Был полдень. Тишина. Тепло. Мы молчали, возможно, раздумывая над тем враньем, которым недавно обменялись. Я чувствовал себя подавленным и возбужденным при мысли о двух девушках, игравших в покер и красившихся. Я представил себе сначала одну, потом увидел зримо другую, почему? Были основания, ведь немало потратил сил и на ту, и на другую.
Йо спросил вдруг:
— Петер, а как мальчишки это делают?
Вот, значит, над чем он голову ломает!
— Не знаю точно…
Я слышал уйму фантастических мнений, но никогда не верил, что так бывает в обычной нормальной жизни.
— Думаешь, они спереди это делают? Да? А Серен Скеуг сказал, что сзади.
— Сзади?
— Да, сзади. Точно собаки.
— Нет, больно же тогда!
— Фу, какие гадости! Свинство!
Мы еще немного порассуждали над техническими способами осуществления поставленной проблемы, пока он, наконец, не сказал начистоту о своем истинном намерении:
— Послушай, давай промеряем?
— Как? Здесь?
— Да, теперь. Именно теперь. Хочешь?
Да, я фактически хотел. Вероятно, разговоры о девчонках способствовали…
— О’кей.
— О’кей.
Со дня встречи с Катрине прошла приблизительно неделя. Даже благие намерения со временем забываются. И я согласился на предложение Йо, быть может, не совсем охотно, но с радостью. Возвращение в детство.

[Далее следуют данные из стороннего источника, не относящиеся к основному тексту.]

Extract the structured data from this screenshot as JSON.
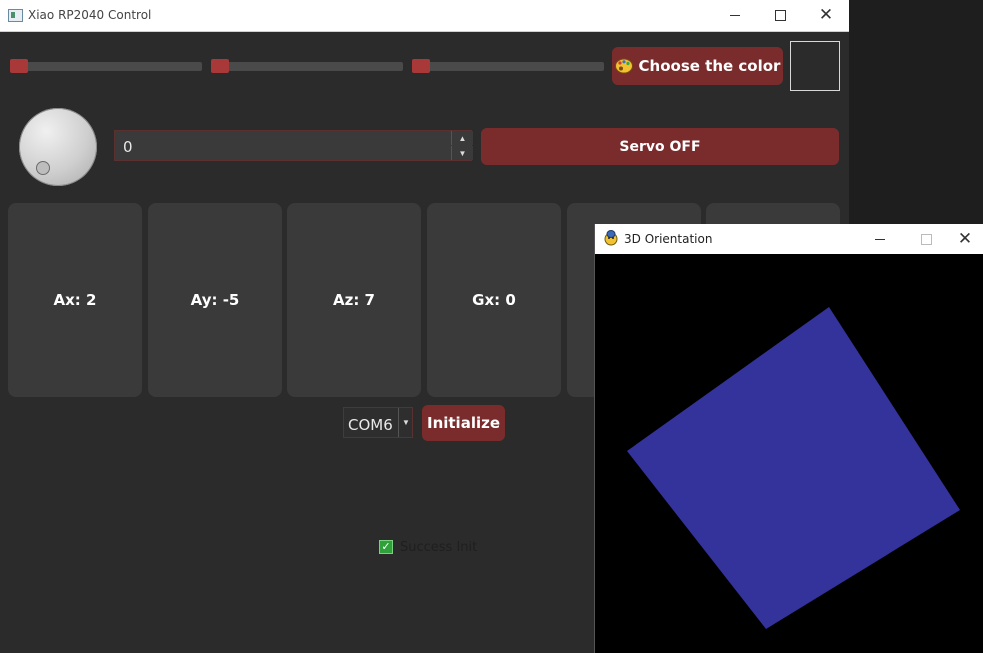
{
  "main_window": {
    "title": "Xiao RP2040 Control",
    "color_button_label": "Choose the color",
    "color_preview": "#2b2b2b",
    "sliders": [
      {
        "name": "red",
        "value_fraction": 0.0
      },
      {
        "name": "green",
        "value_fraction": 0.0
      },
      {
        "name": "blue",
        "value_fraction": 0.0
      }
    ],
    "spin_value": "0",
    "servo_button_label": "Servo OFF",
    "cards": [
      "Ax: 2",
      "Ay: -5",
      "Az: 7",
      "Gx: 0",
      "",
      ""
    ],
    "com_port": "COM6",
    "init_button_label": "Initialize",
    "status_checkbox_label": "Success Init",
    "status_checked": true
  },
  "orientation_window": {
    "title": "3D Orientation",
    "shape_color": "#33339b",
    "shape_rotation_deg": 55
  },
  "colors": {
    "accent_red": "#7a2c2c",
    "slider_handle": "#a93838",
    "panel_bg": "#2b2b2b",
    "card_bg": "#3a3a3a"
  },
  "icons": {
    "app": "window-icon",
    "color_button": "palette-icon",
    "orientation_app": "pygame-snake-icon"
  }
}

Силки! Я совсем забыл о них! Столько всякого в голове…
Когда Йо ушел, я отправился в лес проверять их. Я не хотел убивать птиц. Не понимал, как вообще мог решиться на такое — расставлять ловушки для маленьких живых существ. И как легко забывается, что делаешь. Надеялся теперь, что силки окажутся пустыми, или, если и попал кто, так он жив; может, это дрозд, а может, ворона или слегка раненый ворон… я возьму их домой, буду ухаживать, приручу. Так я теперь утешал себя.
Но силки оказались пустыми. Три первых, которые я нашел, висели нетронутыми, даже приманка была целой и невредимой. Четвертый бесследно исчез, а может, я перепутал место. Оставался еще один, очевидно, тоже бесполезно осматривать. Но он висел, как я помнил, недалеко, да и мне было по пути.
В пятом висела маленькая птичка. Малиновка, мертвая. Она попала в силок одним крылом и висела так странно с вывороченной головой книзу и раскрытым клювом, маленькие коготочки изогнулись, пытаясь ухватиться за ветки. На крыле, попавшем в петлю, прозрачные перья раскинулись красивый веером, но другое крыло висело по-сиротски безжизненно, острием указывая на землю. Длинные светлые соломинки торчали сверху, словно хотели прикрыть мертвое тело.
Я осторожно освободил птичку, не выбросил, стоял и держал в руке. Тельце холодное и невесомое.
Обескураженный отправился я домой. Всю дорогу нес птицу, осторожно прижав к себе, точно знак своего раскаяния. В избушке я положил ее на газету и рассматривал. Она была красивой, само совершенство, и красное оперение на грудке слегка шевелилось от моего дыхания. Клюв, коготочки — результат искусной филигранной работы. Оперение на сломанном крыле легло вялым полукружочком. Я так долго смотрел на птицу, что она стала как бы частью меня, стала моей собственностью, драгоценным моим кладом. Его нужно спрятать и доставать, когда возникнет потребность видеть прекрасное. Остался доволен принятым решением.